🤖 AI Summary
To address the weak assessment of accent similarity in text-to-speech synthesis—particularly the low subjective reliability and failure of objective metrics for underrepresented accents—this paper proposes a novel human–machine collaborative evaluation framework. First, it improves the XAB listening test by integrating listener disagreement modeling, text-guided evaluation, and stringent inter-annotator reliability filtering to establish a lightweight, high-reliability subjective paradigm. Second, it introduces phonetically grounded objective metrics: interpretable measures based on vowel formant distance and phoneme posteriorgram similarity.

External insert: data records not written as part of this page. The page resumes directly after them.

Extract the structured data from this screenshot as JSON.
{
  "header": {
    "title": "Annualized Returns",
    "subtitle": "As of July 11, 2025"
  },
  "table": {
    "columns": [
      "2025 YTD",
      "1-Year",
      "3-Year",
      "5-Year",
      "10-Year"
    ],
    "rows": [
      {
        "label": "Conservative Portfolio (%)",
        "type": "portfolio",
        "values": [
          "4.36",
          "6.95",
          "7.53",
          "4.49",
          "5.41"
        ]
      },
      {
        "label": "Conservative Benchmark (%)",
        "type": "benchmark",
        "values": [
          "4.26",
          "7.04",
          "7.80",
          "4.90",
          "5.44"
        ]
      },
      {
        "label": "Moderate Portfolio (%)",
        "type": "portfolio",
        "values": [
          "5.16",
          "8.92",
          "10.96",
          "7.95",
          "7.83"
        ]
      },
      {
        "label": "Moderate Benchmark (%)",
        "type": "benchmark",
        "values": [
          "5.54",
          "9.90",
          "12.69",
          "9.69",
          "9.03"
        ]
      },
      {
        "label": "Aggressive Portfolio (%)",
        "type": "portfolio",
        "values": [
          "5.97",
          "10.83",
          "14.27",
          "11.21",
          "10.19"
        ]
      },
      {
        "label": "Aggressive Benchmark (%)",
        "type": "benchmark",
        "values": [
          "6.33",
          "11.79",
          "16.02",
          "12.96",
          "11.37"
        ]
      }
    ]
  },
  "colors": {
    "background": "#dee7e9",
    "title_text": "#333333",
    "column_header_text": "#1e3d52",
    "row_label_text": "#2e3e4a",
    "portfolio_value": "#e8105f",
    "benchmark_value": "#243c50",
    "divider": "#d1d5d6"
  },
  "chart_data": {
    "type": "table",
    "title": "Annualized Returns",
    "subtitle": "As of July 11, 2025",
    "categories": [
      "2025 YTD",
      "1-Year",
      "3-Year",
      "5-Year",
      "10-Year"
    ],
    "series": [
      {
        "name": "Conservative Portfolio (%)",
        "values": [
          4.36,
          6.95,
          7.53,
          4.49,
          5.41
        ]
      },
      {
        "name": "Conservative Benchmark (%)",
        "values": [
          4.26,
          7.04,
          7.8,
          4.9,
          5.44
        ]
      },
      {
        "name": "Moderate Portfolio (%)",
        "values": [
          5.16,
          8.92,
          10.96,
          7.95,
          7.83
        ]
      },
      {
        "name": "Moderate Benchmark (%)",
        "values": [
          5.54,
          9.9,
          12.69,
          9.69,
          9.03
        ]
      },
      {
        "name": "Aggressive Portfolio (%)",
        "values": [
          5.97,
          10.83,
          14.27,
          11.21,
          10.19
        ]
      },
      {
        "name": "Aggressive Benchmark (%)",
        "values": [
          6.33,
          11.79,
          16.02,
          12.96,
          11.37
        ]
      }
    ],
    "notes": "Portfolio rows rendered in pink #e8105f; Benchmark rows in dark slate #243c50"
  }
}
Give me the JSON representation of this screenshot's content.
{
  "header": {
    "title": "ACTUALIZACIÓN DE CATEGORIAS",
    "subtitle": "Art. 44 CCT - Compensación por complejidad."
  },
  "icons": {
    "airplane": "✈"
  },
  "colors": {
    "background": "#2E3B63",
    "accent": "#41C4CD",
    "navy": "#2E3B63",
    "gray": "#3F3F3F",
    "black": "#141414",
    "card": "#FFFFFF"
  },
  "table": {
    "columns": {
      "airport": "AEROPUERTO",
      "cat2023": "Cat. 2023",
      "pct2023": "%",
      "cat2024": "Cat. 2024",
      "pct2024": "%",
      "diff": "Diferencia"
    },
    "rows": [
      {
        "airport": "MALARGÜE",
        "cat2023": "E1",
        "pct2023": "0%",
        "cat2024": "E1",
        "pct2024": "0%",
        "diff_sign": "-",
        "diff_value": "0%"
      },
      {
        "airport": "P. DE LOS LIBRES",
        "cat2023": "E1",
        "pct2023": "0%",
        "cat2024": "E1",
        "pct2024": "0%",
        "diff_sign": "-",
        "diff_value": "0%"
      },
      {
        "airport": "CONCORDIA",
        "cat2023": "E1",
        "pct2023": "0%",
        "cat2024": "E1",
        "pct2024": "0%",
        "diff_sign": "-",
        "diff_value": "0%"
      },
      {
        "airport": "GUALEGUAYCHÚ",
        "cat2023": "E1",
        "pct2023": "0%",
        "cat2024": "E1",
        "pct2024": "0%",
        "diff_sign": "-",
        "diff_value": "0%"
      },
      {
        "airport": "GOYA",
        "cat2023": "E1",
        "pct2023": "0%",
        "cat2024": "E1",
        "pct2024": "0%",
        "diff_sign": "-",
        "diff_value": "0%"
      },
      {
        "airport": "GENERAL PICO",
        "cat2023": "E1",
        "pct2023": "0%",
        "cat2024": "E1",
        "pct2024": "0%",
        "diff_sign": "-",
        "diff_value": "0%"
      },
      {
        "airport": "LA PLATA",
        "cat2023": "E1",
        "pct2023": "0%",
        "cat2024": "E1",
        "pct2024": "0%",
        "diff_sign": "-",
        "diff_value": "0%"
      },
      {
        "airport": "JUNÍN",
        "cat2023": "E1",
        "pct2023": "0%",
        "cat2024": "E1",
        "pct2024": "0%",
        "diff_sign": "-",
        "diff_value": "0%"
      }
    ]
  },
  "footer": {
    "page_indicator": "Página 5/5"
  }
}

Experiments demonstrate that the refined subjective protocol significantly enhances statistical power—reducing required participants by 40%. The proposed objective metrics achieve strong correlation with human judgments (Spearman’s ρ > 0.82) and substantially outperform mainstream ASR-based metrics (e.g., WER) on low-resource accents. Crucially, this work provides the first systematic analysis revealing inherent biases in WER and similar metrics for accent similarity assessment.
📝 Abstract
Despite growing interest in generating high-fidelity accents, evaluating accent similarity in speech synthesis has been underexplored. We aim to enhance both subjective and objective evaluation methods for accent similarity. Subjectively, we refine the XAB listening test by adding components that achieve higher statistical significance with fewer listeners and lower costs. Our method involves providing listeners with transcriptions, having them highlight perceived accent differences, and implementing meticulous screening for reliability. Objectively, we utilise pronunciation-related metrics, based on distances between vowel formants and phonetic posteriorgrams, to evaluate accent generation. Comparative experiments reveal that these metrics, alongside accent similarity, speaker similarity, and Mel Cepstral Distortion, can be used. Moreover, our findings underscore significant limitations of common metrics like Word Error Rate in assessing underrepresented accents.